ResNeXt¶
ConvNet Image Classification
- class lucid.models.ResNeXt(block: Module, layers: list[int], cardinality: int, base_width: int, num_classes: int = 1000)¶
The ResNeXt class extends the ResNet architecture by incorporating group convolutions, allowing for an increase in model capacity while maintaining computational efficiency. This is achieved through the use of cardinality, a hyperparameter that specifies the number of groups in convolutions.

Class Signature¶
class lucid.nn.ResNeXt(
block: nn.Module,
layers: list[int],
cardinality: int,
base_width: int,
num_classes: int = 1000,
)
Parameters¶
block (nn.Module): The building block module used for the ResNeXt layers. Typically, this is a bottleneck block.

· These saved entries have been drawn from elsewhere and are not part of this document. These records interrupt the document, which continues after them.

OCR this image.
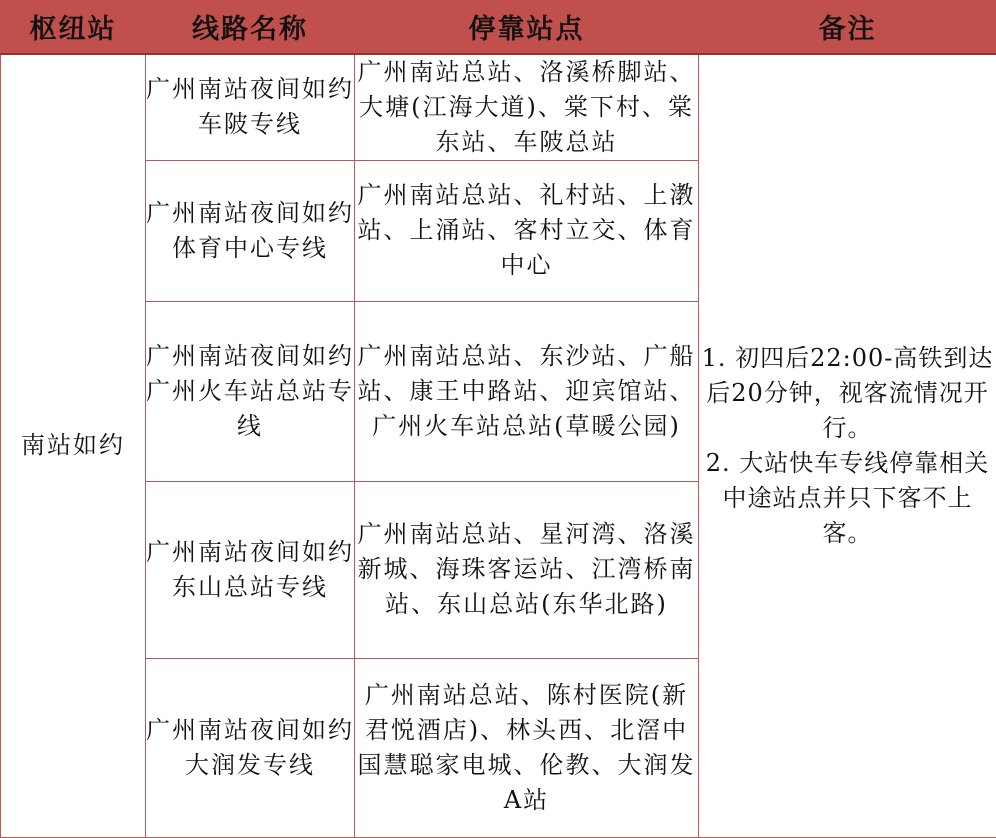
枢纽站	线路名称	停靠站点	备注
南站如约	广州南站夜间如约车陂专线	广州南站总站、洛溪桥脚站、大塘(江海大道)、棠下村、棠东站、车陂总站	1. 初四后22:00-高铁到达后20分钟，视客流情况开行。
2. 大站快车专线停靠相关中途站点并只下客不上客。

	广州南站夜间如约体育中心专线	广州南站总站、礼村站、上漖站、上涌站、客村立交、体育中心	
	广州南站夜间如约广州火车站总站专线	广州南站总站、东沙站、广船站、康王中路站、迎宾馆站、广州火车站总站(草暖公园)	
	广州南站夜间如约东山总站专线	广州南站总站、星河湾、洛溪新城、海珠客运站、江湾桥南站、东山总站(东华北路)	
	广州南站夜间如约大润发专线	广州南站总站、陈村医院(新君悦酒店)、林头西、北滘中国慧聪家电城、伦教、大润发A站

layers (list[int]): Specifies the number of blocks in each stage of the network.
cardinality (int): Number of groups for grouped convolutions. Higher cardinality increases model capacity without significantly increasing computational cost.
base_width (int): The base width of feature channels in each group.
num_classes (int, optional): Number of output classes for the final fully connected layer. Default: 1000.
Attributes¶
layers (list[nn.Module]): A list of stages, each containing a sequence of grouped convolutional blocks.
cardinality (int): Stores the number of groups used in the grouped convolutions.
base_width (int): Stores the base width of the feature maps for each group.
Forward Calculation¶
The forward pass of the ResNeXt model includes:
Stem: Initial convolutional layers for feature extraction.
Grouped Convolution Stages: Each stage applies grouped convolutions based on the cardinality parameter.
Global Pooling: A global average pooling layer reduces spatial dimensions.
Classifier: A fully connected layer maps the features to class scores.
Note
The ResNeXt architecture introduces cardinality as an additional dimension to control model capacity.
Increasing the cardinality improves feature learning while maintaining computational efficiency.